If you sent good photos and they haven’t yet appeared, don’t despair. I have a backlog. But do continue to send me good ones, as the tank will run dry if it’s not replenished.
Today we have some more photos by reader Ken Phelps. They are all missing species IDs, so readers are welcome to identify the beasts (and plants!).
I may have posted this first one before, but you can’t see it often enough:
Was taking pictures of bees just after a thundershower. This guy had just been grazed by a drop, leaving his hair matted.
For some reason this face reminds me of the guy in the autogyro in Mad Max:
Some serious eating going on:
One fat spider:
In Corcovado Nat’l Park, Costa Rica:
Romance on a fennel plant:
Gull landing:
This was on an early spring hike. A mosquito had hatched a bit early on an unseasonably warm day and then frozen on the snow. The sun was out and his darker color had caused him to warm up and melt a little vault in the surface of the snow.

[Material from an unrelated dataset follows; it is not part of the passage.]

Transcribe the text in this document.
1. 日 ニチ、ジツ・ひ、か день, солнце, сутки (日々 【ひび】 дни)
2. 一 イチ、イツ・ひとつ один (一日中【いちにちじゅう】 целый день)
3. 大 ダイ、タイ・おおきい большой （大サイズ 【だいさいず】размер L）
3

The monkey is a white-headed capuchin (Cebus capucinus).
All nice pictures, but the mosquito one is a stand out. Especially with the description.
This
began playing in my mind as I was looking at that picture.
Bravo.
Sub
Well that’s a fun and different collection of snaps. Ladybugs, amirite?
It’s a crane fly, not a mosquito.- MC
Agreed. I was just going to say.
It’s a fungus gnat of the genus Bolitophila (family Bolitophilidae). 🙂
Do they have glow-wormy larvae?
And the other fly belongs to the family Tachinidae.

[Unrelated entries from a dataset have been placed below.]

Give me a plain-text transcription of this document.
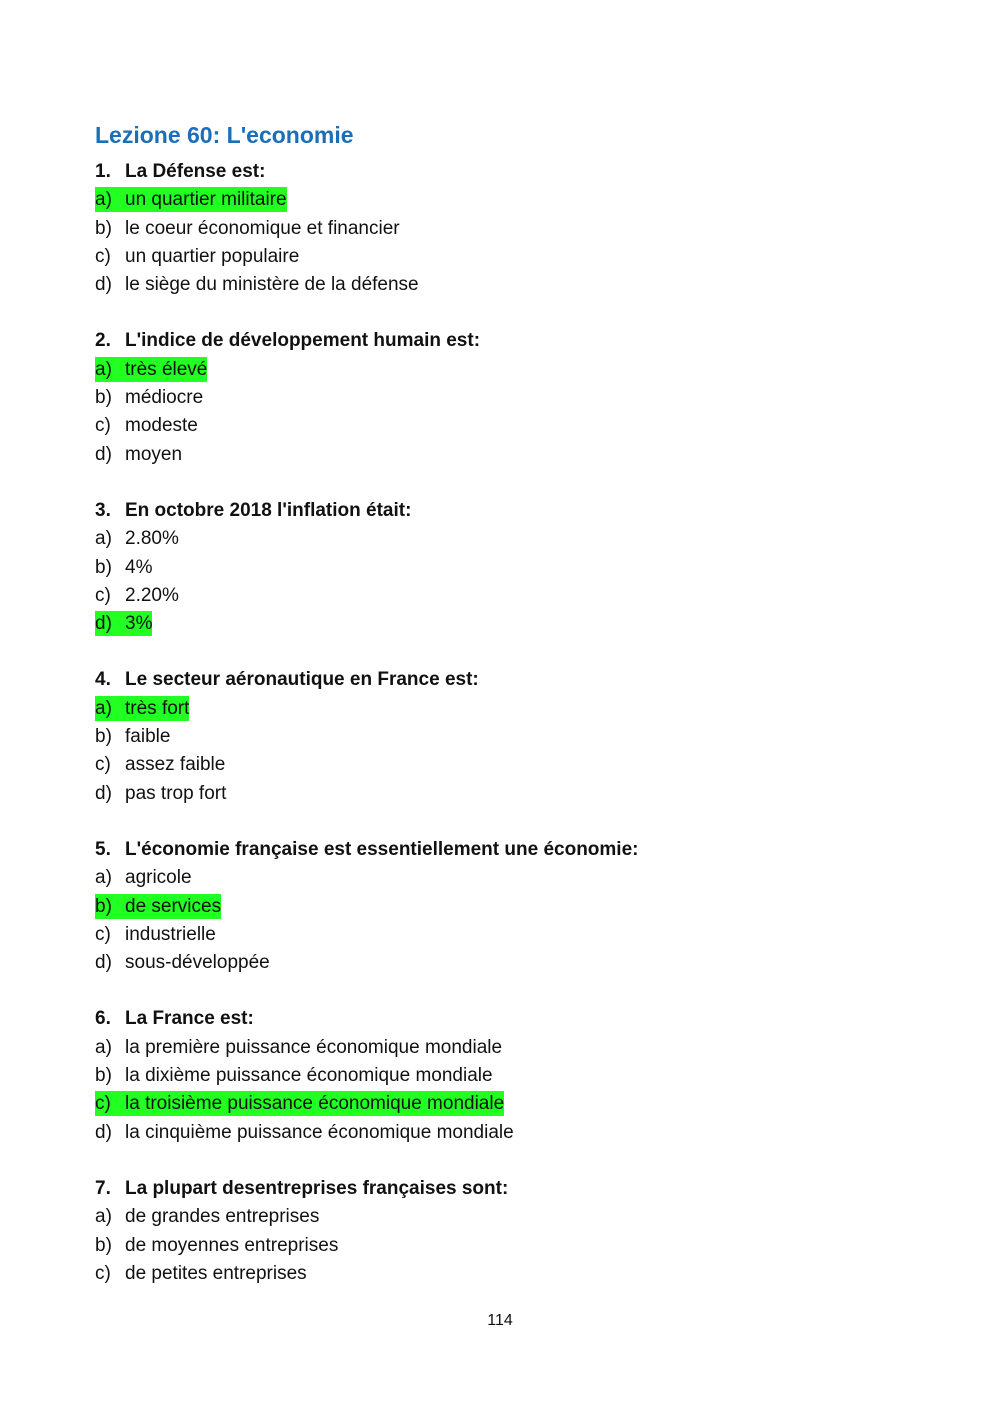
Lezione 60: L'economie
1. La Défense est:
a) un quartier militaire
b) le coeur économique et financier
c) un quartier populaire
d) le siège du ministère de la défense
2. L'indice de développement humain est:
a) très élevé
b) médiocre
c) modeste
d) moyen
3. En octobre 2018 l'inflation était:
a) 2.80%
b) 4%
c) 2.20%
d) 3%
4. Le secteur aéronautique en France est:
a) très fort
b) faible
c) assez faible
d) pas trop fort
5. L'économie française est essentiellement une économie:
a) agricole
b) de services
c) industrielle
d) sous-développée
6. La France est:
a) la première puissance économique mondiale
b) la dixième puissance économique mondiale
c) la troisième puissance économique mondiale
d) la cinquième puissance économique mondiale
7. La plupart desentreprises françaises sont:
a) de grandes entreprises
b) de moyennes entreprises
c) de petites entreprises
114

Probably too many other variables going on to get any statistical support on this, but on looking at the monkey shot, would Merkins be more likely to accept evolution if there were any endemic primates? For that matter, have there ever been (from fossil record)? I don’t think so, and if that’s right, there’s another specious argument for the good Fr. (Sorry if that’s already been noted. I didn’t read all the comments on that post.)

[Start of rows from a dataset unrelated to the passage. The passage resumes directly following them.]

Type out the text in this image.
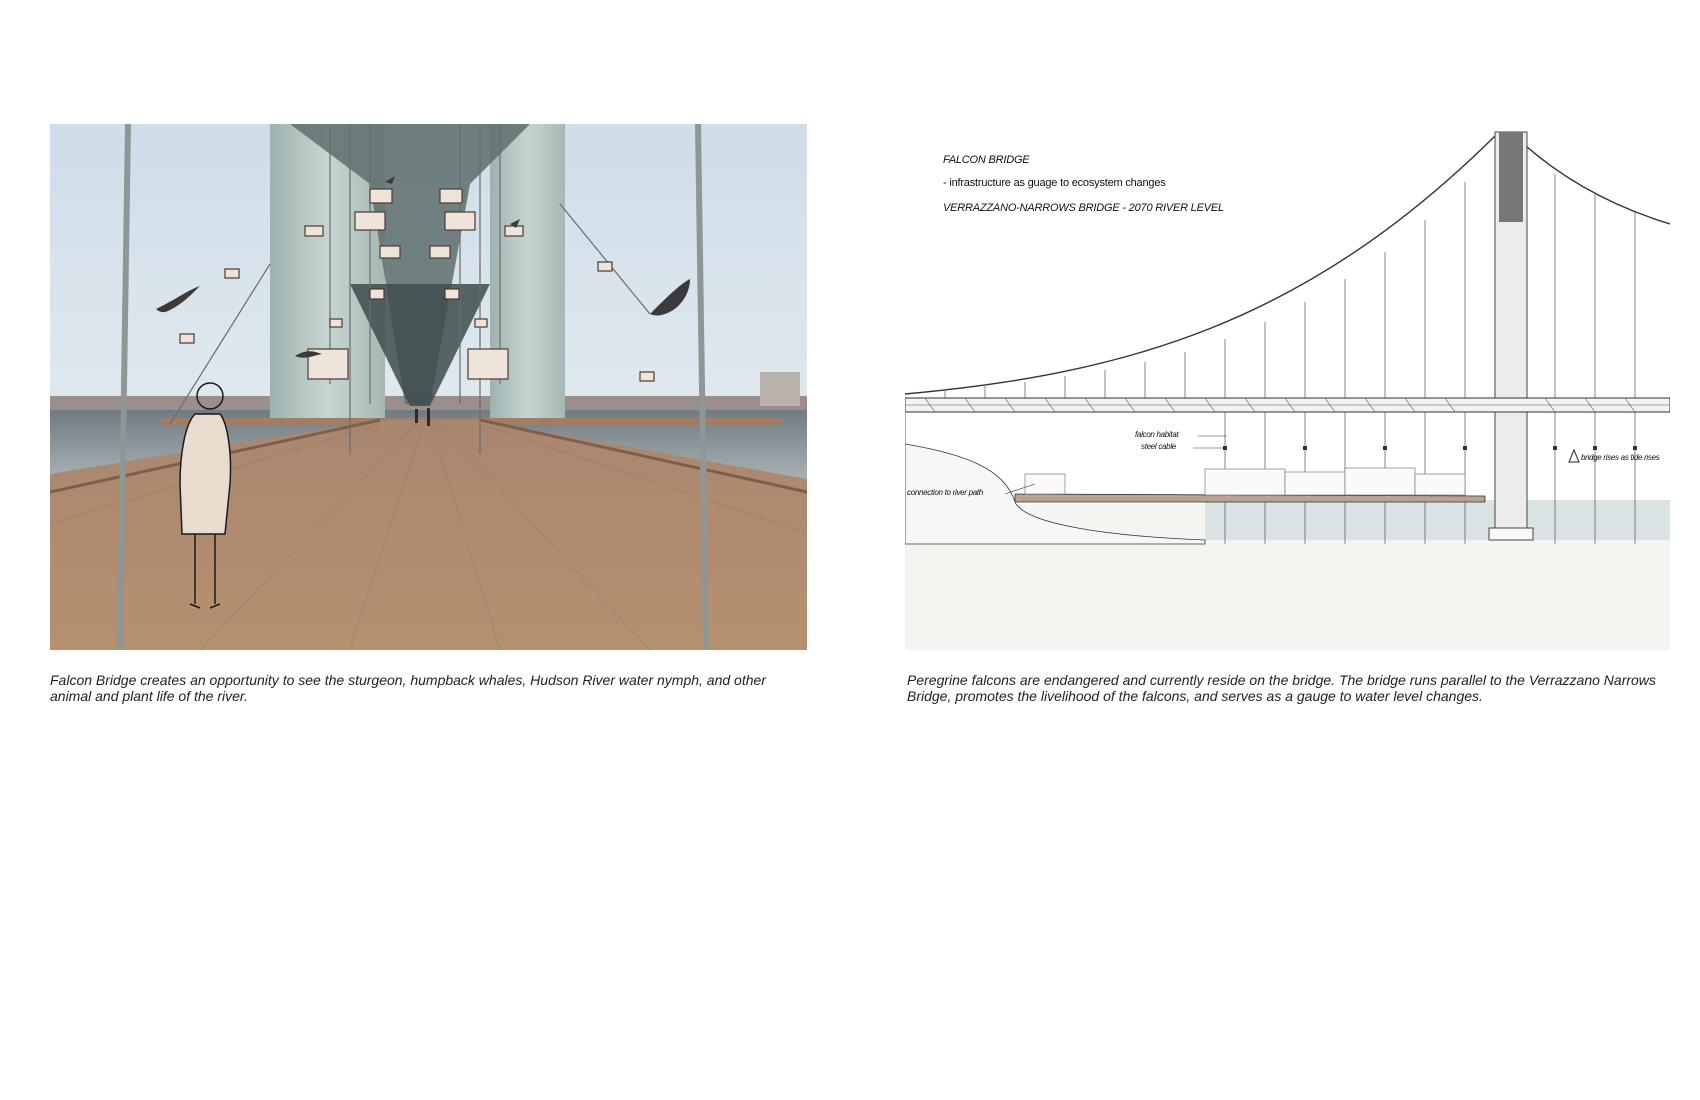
FALCON BRIDGE
- infrastructure as guage to ecosystem changes
VERRAZZANO-NARROWS BRIDGE - 2070 RIVER LEVEL
falcon habitat
steel cable
connection to river path
bridge rises as tide rises
Falcon Bridge creates an opportunity to see the sturgeon, humpback whales, Hudson River water nymph, and other animal and plant life of the river.
Peregrine falcons are endangered and currently reside on the bridge. The bridge runs parallel to the Verrazzano Narrows Bridge, promotes the livelihood of the falcons, and serves as a gauge to water level changes.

I don’t think it is a mosquito or a tipulid. I think it is some type of predatory fungus gnat – a keroplatidae. This is based on the wing venation. On Bugguide it reminds me of Macrocera, but I’m not a fly person. Pretty sure the spider is Neoscona.
The fly on the flower is probably a stable fly. The females suck blood. This one may be a male.
Oh, and it hurts when they bite!
I love the gull feet! And the flying insect in snow, too. Those especially, but as usually, all are good.
Nice pictures! I don’t know the species of the first gull, but whatever it is, it definitely looks like a juvenile gull. The second one could very well be a Glaucous-winged Gull – right body, head, and bill shape for a female – but no way to tell for sure without a better idea of the tint on the back and wings.
Plants!
1. Cirsium arvense, Canada thistle. Please help me out. This does look like a female flower and C. arvense is dioescious with male and female flowers on separate plants.
2. This feels like a Senecio of some sort.
3. Could be our PNW native Rubus ursinus, trailing blackberry (AKA devil’s shoelaces), a male flower (another dioecious plant). But likely the invasive Himalayan blackberry Rubus discolor.
Thanks Ken and Jerry.
I was hoping you’d chime in about the plants! Thanks!
Thanks for the great assortment of photos. The fungus gnat in snow looks like those insects caught in amber. Mosquitoes are usually what I’ve seen in pictures, so I would have thought this a mosquito too without paying close attention.
I’m a sucker for good B&W shots and that landing gull is a beaut!
It’s amazing how fat Neoscona “orb weaver” spiders get. And even when they’re huge, they are still deadly and nimble on their beautiful webs.
I was just thinking that a decent photo of an organism is as good as a fossil (and easier to date). Could be used as a type specimen if it was the best available data.
You are on to something there; modern phones are exceptional cameras that capture further than fossils…and can do that too.
And pictures capture so much more about the living animal–posture, for one.
That’s a great shot showing the haltere of the dipteran in the last photo.
Geez, do I feel dumb. I really should figure out what all those things I point the camera at really are! I use a kind of creationist taxonomy – bug type things, bird looking things, run you down and eat you things, etc.
But what gorgeous shots! Wish I could take photos as good as yours. Plus there’s a team of readers here to help out, eh. 🙂
The purple flower looks like a Canada thistle (Cirsium arvense).
Hey, just so long as you don’t post a picture of a bat, and call it “bird looking thing,” we’re good.
Great pictures! Especially the monkey!
If I ever use the word “kind” in this context, do please shoot me.
Oh, splendid insect/arachnid macros! And that gull is superb. Thank you, Ken!